Senate President Pro Tempore Toni Atkins’ office confirmed the case on Wednesday. Her office could not say if the case was a lawmaker or a staffer. The Senate delayed a 10 a.m. session to vote on legislation, including several police reform bills filed following the death of George Floyd in May.
An email sent to senators and staff asked them to “hold in place for the next hour or so” and urged people who had not yet arrived at the Capitol to stay home. In the Assembly, lawmakers still planned to meet at 1 p.m.
The California Legislature has already been delayed twice because of the coronavirus. The first delay happened in March at the start of the pandemic and lasted for two months. The second delay happened in July after seven people in the Capitol tested positive, including two lawmakers.
Lawmakers have taken precautions to continue meeting during the pandemic, including requiring everyone to wear a mask inside the Capitol and enforcing physical distancing. The Assembly and Senate also approved rule changes to allow lawmakers to vote remotely.
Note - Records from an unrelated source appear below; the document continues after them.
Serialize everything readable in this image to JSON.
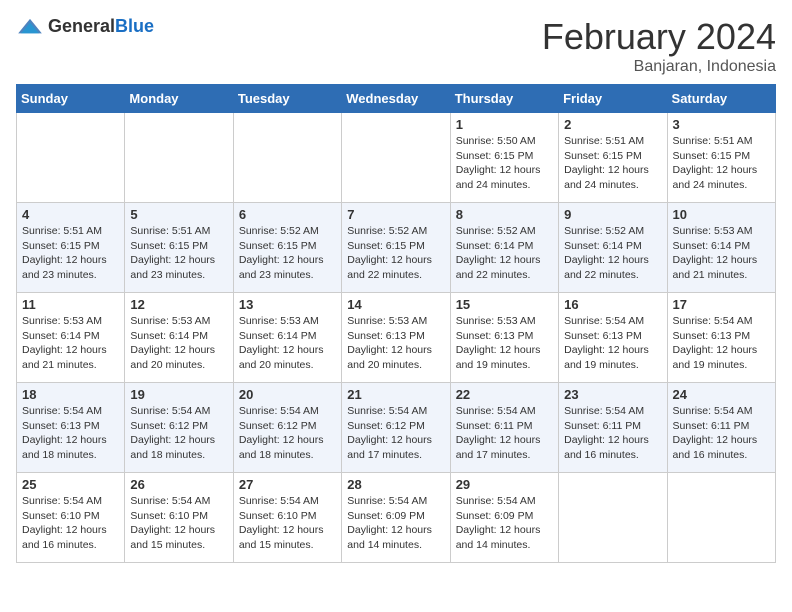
{
  "header": {
    "logo_general": "General",
    "logo_blue": "Blue",
    "title": "February 2024",
    "subtitle": "Banjaran, Indonesia"
  },
  "days_of_week": [
    "Sunday",
    "Monday",
    "Tuesday",
    "Wednesday",
    "Thursday",
    "Friday",
    "Saturday"
  ],
  "weeks": [
    [
      {
        "day": "",
        "info": ""
      },
      {
        "day": "",
        "info": ""
      },
      {
        "day": "",
        "info": ""
      },
      {
        "day": "",
        "info": ""
      },
      {
        "day": "1",
        "info": "Sunrise: 5:50 AM\nSunset: 6:15 PM\nDaylight: 12 hours and 24 minutes."
      },
      {
        "day": "2",
        "info": "Sunrise: 5:51 AM\nSunset: 6:15 PM\nDaylight: 12 hours and 24 minutes."
      },
      {
        "day": "3",
        "info": "Sunrise: 5:51 AM\nSunset: 6:15 PM\nDaylight: 12 hours and 24 minutes."
      }
    ],
    [
      {
        "day": "4",
        "info": "Sunrise: 5:51 AM\nSunset: 6:15 PM\nDaylight: 12 hours and 23 minutes."
      },
      {
        "day": "5",
        "info": "Sunrise: 5:51 AM\nSunset: 6:15 PM\nDaylight: 12 hours and 23 minutes."
      },
      {
        "day": "6",
        "info": "Sunrise: 5:52 AM\nSunset: 6:15 PM\nDaylight: 12 hours and 23 minutes."
      },
      {
        "day": "7",
        "info": "Sunrise: 5:52 AM\nSunset: 6:15 PM\nDaylight: 12 hours and 22 minutes."
      },
      {
        "day": "8",
        "info": "Sunrise: 5:52 AM\nSunset: 6:14 PM\nDaylight: 12 hours and 22 minutes."
      },
      {
        "day": "9",
        "info": "Sunrise: 5:52 AM\nSunset: 6:14 PM\nDaylight: 12 hours and 22 minutes."
      },
      {
        "day": "10",
        "info": "Sunrise: 5:53 AM\nSunset: 6:14 PM\nDaylight: 12 hours and 21 minutes."
      }
    ],
    [
      {
        "day": "11",
        "info": "Sunrise: 5:53 AM\nSunset: 6:14 PM\nDaylight: 12 hours and 21 minutes."
      },
      {
        "day": "12",
        "info": "Sunrise: 5:53 AM\nSunset: 6:14 PM\nDaylight: 12 hours and 20 minutes."
      },
      {
        "day": "13",
        "info": "Sunrise: 5:53 AM\nSunset: 6:14 PM\nDaylight: 12 hours and 20 minutes."
      },
      {
        "day": "14",
        "info": "Sunrise: 5:53 AM\nSunset: 6:13 PM\nDaylight: 12 hours and 20 minutes."
      },
      {
        "day": "15",
        "info": "Sunrise: 5:53 AM\nSunset: 6:13 PM\nDaylight: 12 hours and 19 minutes."
      },
      {
        "day": "16",
        "info": "Sunrise: 5:54 AM\nSunset: 6:13 PM\nDaylight: 12 hours and 19 minutes."
      },
      {
        "day": "17",
        "info": "Sunrise: 5:54 AM\nSunset: 6:13 PM\nDaylight: 12 hours and 19 minutes."
      }
    ],
    [
      {
        "day": "18",
        "info": "Sunrise: 5:54 AM\nSunset: 6:13 PM\nDaylight: 12 hours and 18 minutes."
      },
      {
        "day": "19",
        "info": "Sunrise: 5:54 AM\nSunset: 6:12 PM\nDaylight: 12 hours and 18 minutes."
      },
      {
        "day": "20",
        "info": "Sunrise: 5:54 AM\nSunset: 6:12 PM\nDaylight: 12 hours and 18 minutes."
      },
      {
        "day": "21",
        "info": "Sunrise: 5:54 AM\nSunset: 6:12 PM\nDaylight: 12 hours and 17 minutes."
      },
      {
        "day": "22",
        "info": "Sunrise: 5:54 AM\nSunset: 6:11 PM\nDaylight: 12 hours and 17 minutes."
      },
      {
        "day": "23",
        "info": "Sunrise: 5:54 AM\nSunset: 6:11 PM\nDaylight: 12 hours and 16 minutes."
      },
      {
        "day": "24",
        "info": "Sunrise: 5:54 AM\nSunset: 6:11 PM\nDaylight: 12 hours and 16 minutes."
      }
    ],
    [
      {
        "day": "25",
        "info": "Sunrise: 5:54 AM\nSunset: 6:10 PM\nDaylight: 12 hours and 16 minutes."
      },
      {
        "day": "26",
        "info": "Sunrise: 5:54 AM\nSunset: 6:10 PM\nDaylight: 12 hours and 15 minutes."
      },
      {
        "day": "27",
        "info": "Sunrise: 5:54 AM\nSunset: 6:10 PM\nDaylight: 12 hours and 15 minutes."
      },
      {
        "day": "28",
        "info": "Sunrise: 5:54 AM\nSunset: 6:09 PM\nDaylight: 12 hours and 14 minutes."
      },
      {
        "day": "29",
        "info": "Sunrise: 5:54 AM\nSunset: 6:09 PM\nDaylight: 12 hours and 14 minutes."
      },
      {
        "day": "",
        "info": ""
      },
      {
        "day": "",
        "info": ""
      }
    ]
  ]
}
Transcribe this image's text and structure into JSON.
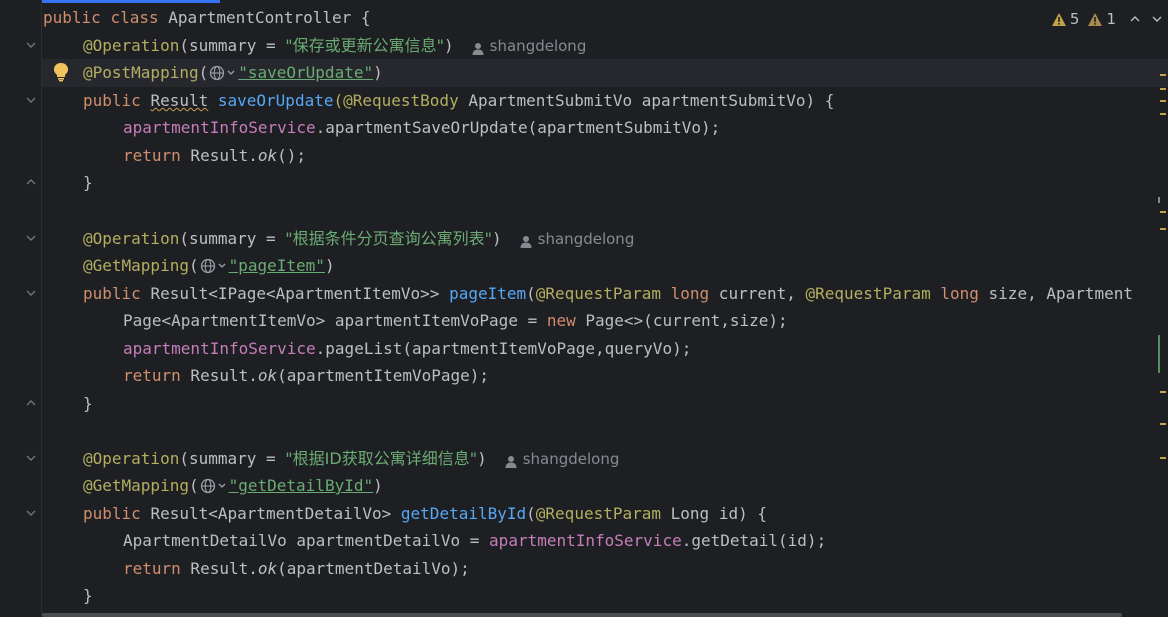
{
  "editor": {
    "class_line": {
      "kw1": "public",
      "kw2": "class",
      "name": "ApartmentController {"
    },
    "blocks": [
      {
        "op_annot": "@Operation",
        "op_open": "(summary = ",
        "summary": "\"保存或更新公寓信息\"",
        "op_close": ")",
        "author": "shangdelong",
        "mapping_annot": "@PostMapping",
        "mapping_path": "\"saveOrUpdate\"",
        "sig_kw": "public",
        "sig_ret": "Result",
        "sig_name": "saveOrUpdate",
        "sig_params_annot": "(@RequestBody",
        "sig_params_rest": " ApartmentSubmitVo apartmentSubmitVo) {",
        "body1_field": "apartmentInfoService",
        "body1_rest": ".apartmentSaveOrUpdate(apartmentSubmitVo);",
        "ret_kw": "return",
        "ret_a": " Result.",
        "ret_ok": "ok",
        "ret_b": "();"
      },
      {
        "op_annot": "@Operation",
        "op_open": "(summary = ",
        "summary": "\"根据条件分页查询公寓列表\"",
        "op_close": ")",
        "author": "shangdelong",
        "mapping_annot": "@GetMapping",
        "mapping_path": "\"pageItem\"",
        "sig_kw": "public",
        "sig_ret": "Result<IPage<ApartmentItemVo>>",
        "sig_name": "pageItem",
        "sig_a": "(",
        "sig_b": "@RequestParam",
        "sig_c": "long",
        "sig_d": " current, ",
        "sig_e": "@RequestParam",
        "sig_f": "long",
        "sig_g": " size, Apartment",
        "body0_a": "Page<ApartmentItemVo> apartmentItemVoPage = ",
        "body0_new": "new",
        "body0_b": " Page<>(current,size);",
        "body1_field": "apartmentInfoService",
        "body1_rest": ".pageList(apartmentItemVoPage,queryVo);",
        "ret_kw": "return",
        "ret_a": " Result.",
        "ret_ok": "ok",
        "ret_b": "(apartmentItemVoPage);"
      },
      {
        "op_annot": "@Operation",
        "op_open": "(summary = ",
        "summary": "\"根据ID获取公寓详细信息\"",
        "op_close": ")",
        "author": "shangdelong",
        "mapping_annot": "@GetMapping",
        "mapping_path": "\"getDetailById\"",
        "sig_kw": "public",
        "sig_ret": "Result<ApartmentDetailVo>",
        "sig_name": "getDetailById",
        "sig_a": "(",
        "sig_b": "@RequestParam",
        "sig_c": " Long id) {",
        "body0_a": "ApartmentDetailVo apartmentDetailVo = ",
        "body0_field": "apartmentInfoService",
        "body0_b": ".getDetail(id);",
        "ret_kw": "return",
        "ret_a": " Result.",
        "ret_ok": "ok",
        "ret_b": "(apartmentDetailVo);"
      }
    ],
    "closing_brace": "}"
  },
  "indicators": {
    "warnings": "5",
    "weak_warnings": "1"
  },
  "colors": {
    "background": "#1e1f22",
    "keyword": "#cf8e6d",
    "annotation": "#b3ae60",
    "string": "#6aab73",
    "function": "#56a8f5",
    "field": "#c77dbb",
    "text": "#bcbec4",
    "warning": "#c3a24b"
  }
}
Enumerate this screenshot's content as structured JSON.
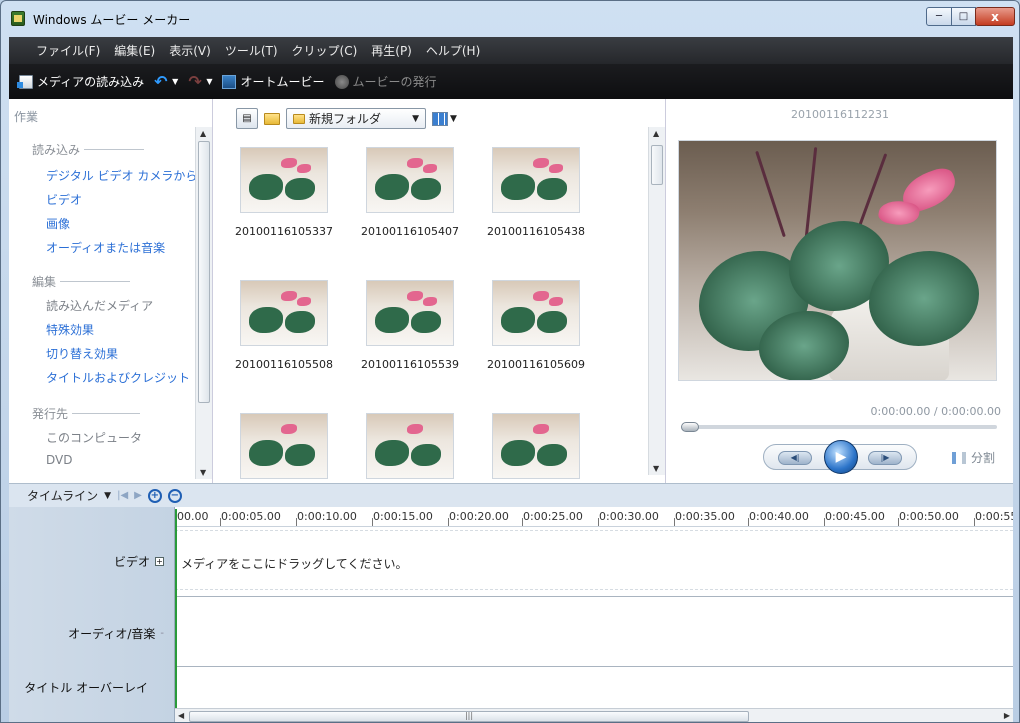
{
  "window": {
    "title": "Windows ムービー メーカー",
    "controls": {
      "minimize": "─",
      "maximize": "□",
      "close": "x"
    }
  },
  "menu": [
    "ファイル(F)",
    "編集(E)",
    "表示(V)",
    "ツール(T)",
    "クリップ(C)",
    "再生(P)",
    "ヘルプ(H)"
  ],
  "toolbar": {
    "import": "メディアの読み込み",
    "automovie": "オートムービー",
    "publish": "ムービーの発行"
  },
  "tasks": {
    "title": "作業",
    "sections": [
      {
        "label": "読み込み",
        "items": [
          "デジタル ビデオ カメラから",
          "ビデオ",
          "画像",
          "オーディオまたは音楽"
        ]
      },
      {
        "label": "編集",
        "items": [
          "読み込んだメディア",
          "特殊効果",
          "切り替え効果",
          "タイトルおよびクレジット"
        ]
      },
      {
        "label": "発行先",
        "items": [
          "このコンピュータ",
          "DVD"
        ]
      }
    ]
  },
  "collection": {
    "folder": "新規フォルダ",
    "clips": [
      "20100116105337",
      "20100116105407",
      "20100116105438",
      "20100116105508",
      "20100116105539",
      "20100116105609",
      "",
      "",
      ""
    ]
  },
  "preview": {
    "clip_name": "20100116112231",
    "time": "0:00:00.00 / 0:00:00.00",
    "split_label": "分割"
  },
  "timeline": {
    "label": "タイムライン",
    "ruler": [
      "00.00",
      "0:00:05.00",
      "0:00:10.00",
      "0:00:15.00",
      "0:00:20.00",
      "0:00:25.00",
      "0:00:30.00",
      "0:00:35.00",
      "0:00:40.00",
      "0:00:45.00",
      "0:00:50.00",
      "0:00:55"
    ],
    "tracks": {
      "video": "ビデオ",
      "audio": "オーディオ/音楽",
      "title": "タイトル オーバーレイ"
    },
    "video_hint": "メディアをここにドラッグしてください。"
  }
}
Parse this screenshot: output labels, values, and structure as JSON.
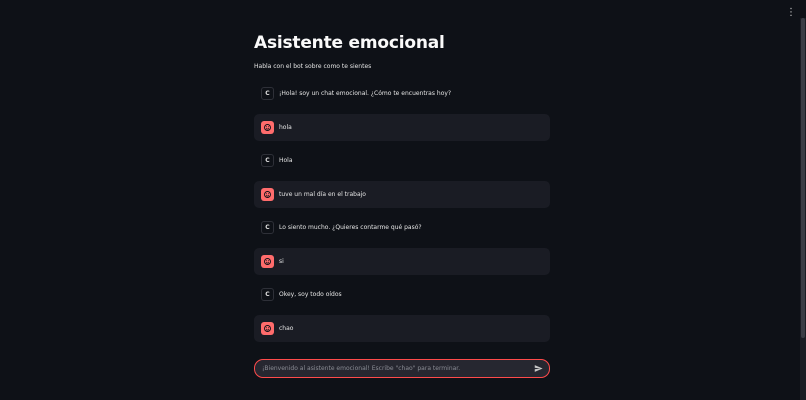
{
  "app": {
    "title": "Asistente emocional",
    "subtitle": "Habla con el bot sobre como te sientes"
  },
  "chat": {
    "messages": [
      {
        "role": "assistant",
        "avatar": "C",
        "text": "¡Hola! soy un chat emocional. ¿Cómo te encuentras hoy?"
      },
      {
        "role": "user",
        "avatar": "smiley-icon",
        "text": "hola"
      },
      {
        "role": "assistant",
        "avatar": "C",
        "text": "Hola"
      },
      {
        "role": "user",
        "avatar": "smiley-icon",
        "text": "tuve un mal día en el trabajo"
      },
      {
        "role": "assistant",
        "avatar": "C",
        "text": "Lo siento mucho. ¿Quieres contarme qué pasó?"
      },
      {
        "role": "user",
        "avatar": "smiley-icon",
        "text": "si"
      },
      {
        "role": "assistant",
        "avatar": "C",
        "text": "Okey, soy todo oídos"
      },
      {
        "role": "user",
        "avatar": "smiley-icon",
        "text": "chao"
      }
    ]
  },
  "input": {
    "placeholder": "¡Bienvenido al asistente emocional! Escribe \"chao\" para terminar.",
    "value": ""
  },
  "icons": {
    "menu": "more-vertical-icon",
    "send": "send-icon",
    "user_avatar": "smiley-icon"
  },
  "colors": {
    "background": "#0e1117",
    "user_message_bg": "#1a1c24",
    "user_avatar": "#ff6c6c",
    "input_border": "#ff4b4b",
    "input_bg": "#262730"
  }
}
Another delay could mean lawmakers will run out of time on high-profile issues, including a proposal to extend eviction protections for people impacted by the pandemic. The current protections are set to expire on Sept. 2.
State legislatures around the country have struggled to contain the virus while conducting in-person meetings to pass bills, a problem compounded by the questionable legality of remote meetings. In Mississippi, 49 lawmakers tested positive for the virus, with at least four being hospitalized. In Michigan, the Legislature canceled meetings earlier this month after a state Senator tested positive.